A blizzard had swept through on Christmas Eve. And was continuing. Though the British and Hessians had feared a rebel attack, they let their guard down due to the horrible weather.

And it is true that the rebels were in no condition to attack. In one regiment, 400 of 500 men had died of dysentery and malaria. When the march to the Delaware River began, most men had no idea where they were going. Washington ordered “no man to quit his Ranks on pain of Death.”

The Continentals surprised the Hessians (German mercenaries) in Trenton, routing them, causing great casualties to only “trifling” losses in combat, according to Washington. The real enemy was disease and exhaustion. 

Washington decided to regroup, crossing back to Pennsylvania across the Delaware.

That first assault was a mere raid. Now Washington met again with his senior officers. He had received word for a junior officer Cadwalader who was still in New Jersey that his men wanted to fight on. Cadwalader feared they would mutiny if the attack did not continue. He further told Washington that the enemy was panicked by the first attack and urged the commander to drive on.

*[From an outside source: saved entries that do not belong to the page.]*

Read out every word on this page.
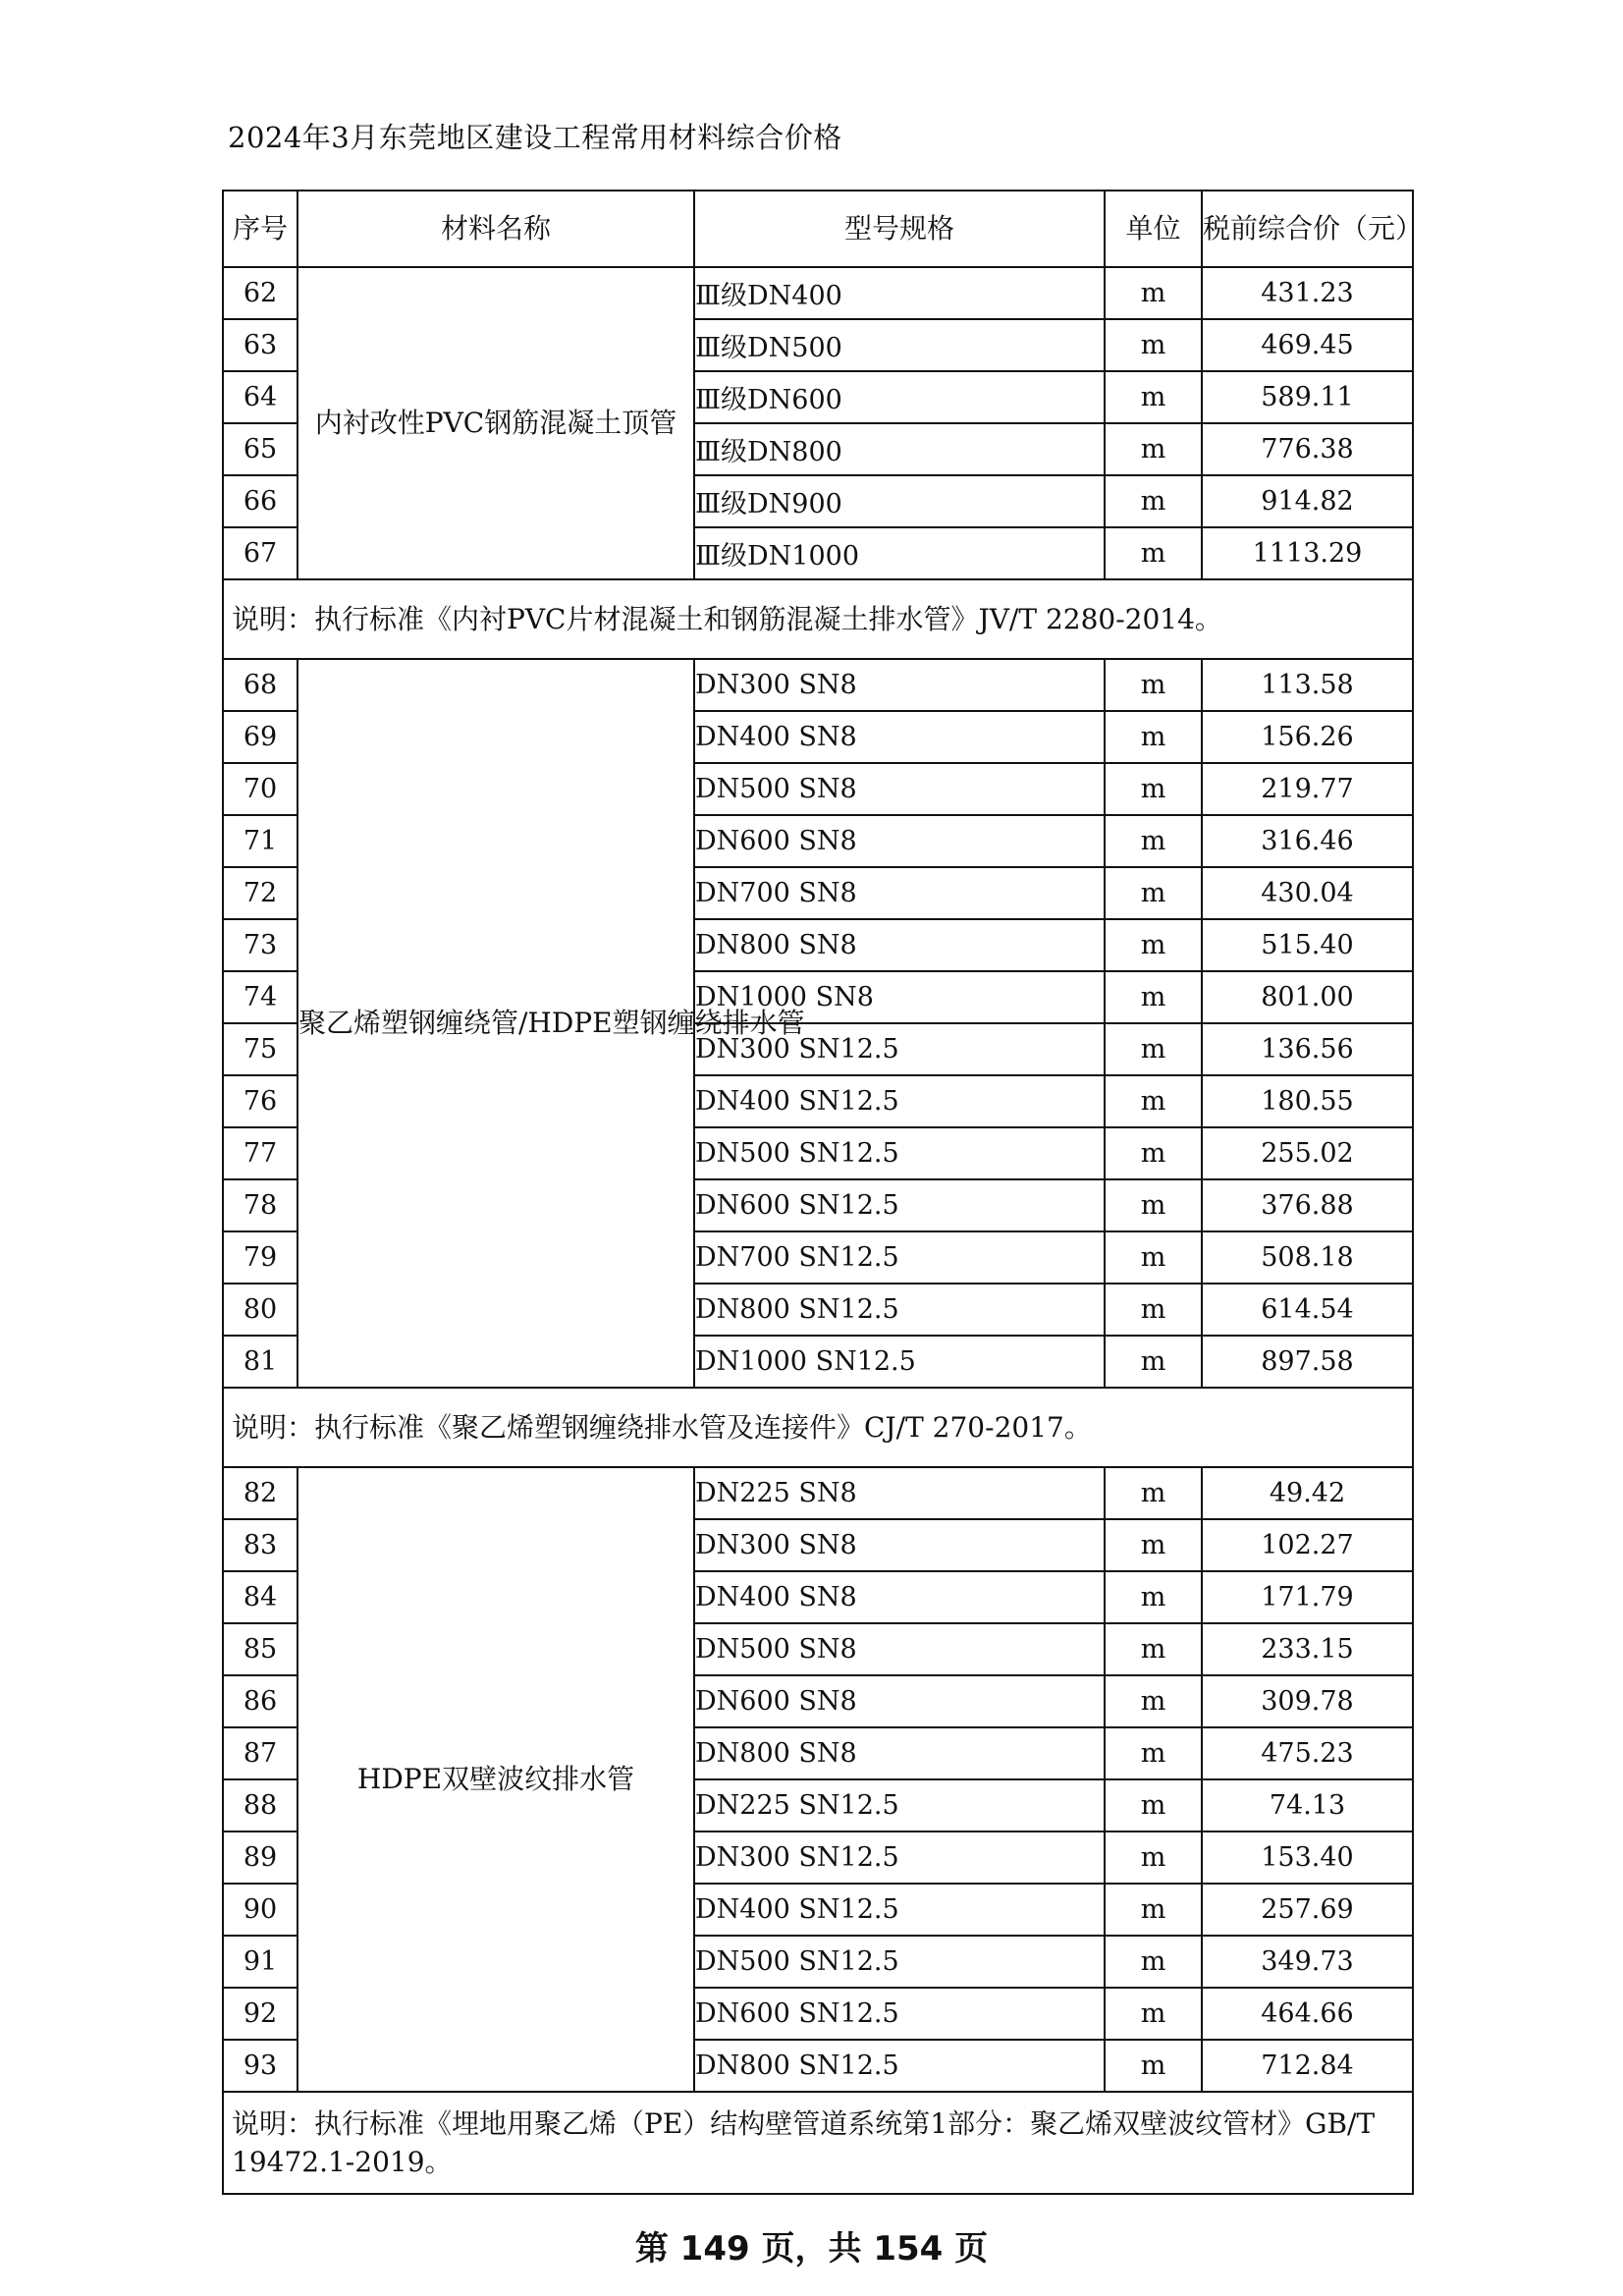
2024年3月东莞地区建设工程常用材料综合价格
序号	材料名称	型号规格	单位	税前综合价（元）
62	内衬改性PVC钢筋混凝土顶管	Ⅲ级DN400	m	431.23
63		Ⅲ级DN500	m	469.45
64		Ⅲ级DN600	m	589.11
65		Ⅲ级DN800	m	776.38
66		Ⅲ级DN900	m	914.82
67		Ⅲ级DN1000	m	1113.29
说明：执行标准《内衬PVC片材混凝土和钢筋混凝土排水管》JV/T 2280-2014。				
68	聚乙烯塑钢缠绕管/HDPE塑钢缠绕排水管	DN300 SN8	m	113.58
69		DN400 SN8	m	156.26
70		DN500 SN8	m	219.77
71		DN600 SN8	m	316.46
72		DN700 SN8	m	430.04
73		DN800 SN8	m	515.40
74		DN1000 SN8	m	801.00
75		DN300 SN12.5	m	136.56
76		DN400 SN12.5	m	180.55
77		DN500 SN12.5	m	255.02
78		DN600 SN12.5	m	376.88
79		DN700 SN12.5	m	508.18
80		DN800 SN12.5	m	614.54
81		DN1000 SN12.5	m	897.58
说明：执行标准《聚乙烯塑钢缠绕排水管及连接件》CJ/T 270-2017。				
82	HDPE双壁波纹排水管	DN225 SN8	m	49.42
83		DN300 SN8	m	102.27
84		DN400 SN8	m	171.79
85		DN500 SN8	m	233.15
86		DN600 SN8	m	309.78
87		DN800 SN8	m	475.23
88		DN225 SN12.5	m	74.13
89		DN300 SN12.5	m	153.40
90		DN400 SN12.5	m	257.69
91		DN500 SN12.5	m	349.73
92		DN600 SN12.5	m	464.66
93		DN800 SN12.5	m	712.84
说明：执行标准《埋地用聚乙烯（PE）结构壁管道系统第1部分：聚乙烯双壁波纹管材》GB/T 19472.1-2019。				
第 149 页，共 154 页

In typical fashion, Washington presented the idea not as his own but as that of a junior officer. He kept his silence to encourage senior officers to debate the matter. Their men were in even more wretched shape, now from frostbite, as well as disease and exhaustion. 

The decision, however, was unanimous. Another attack was ordered for December 29. Snow continued, and it was even colder. When the rebels crossed they headed through Trenton and then to Princeton where the British suffered severe losses and had to flee to New York City, 60 miles to the north. They retreated in front of street in Princeton where I grew up as a boy, in front of the very spot where my childhood home would later be built.


(The bridge from Princeton to Kingston that retreating British troops crossed. The Kingston mill stands behind it.)

British resolve was shaken; Washington’s reputation was saved. And the colonists were on their way to victory, thanks to Washington’s daring, resolve, and leadership that brought northerner and southerner together in a common cause.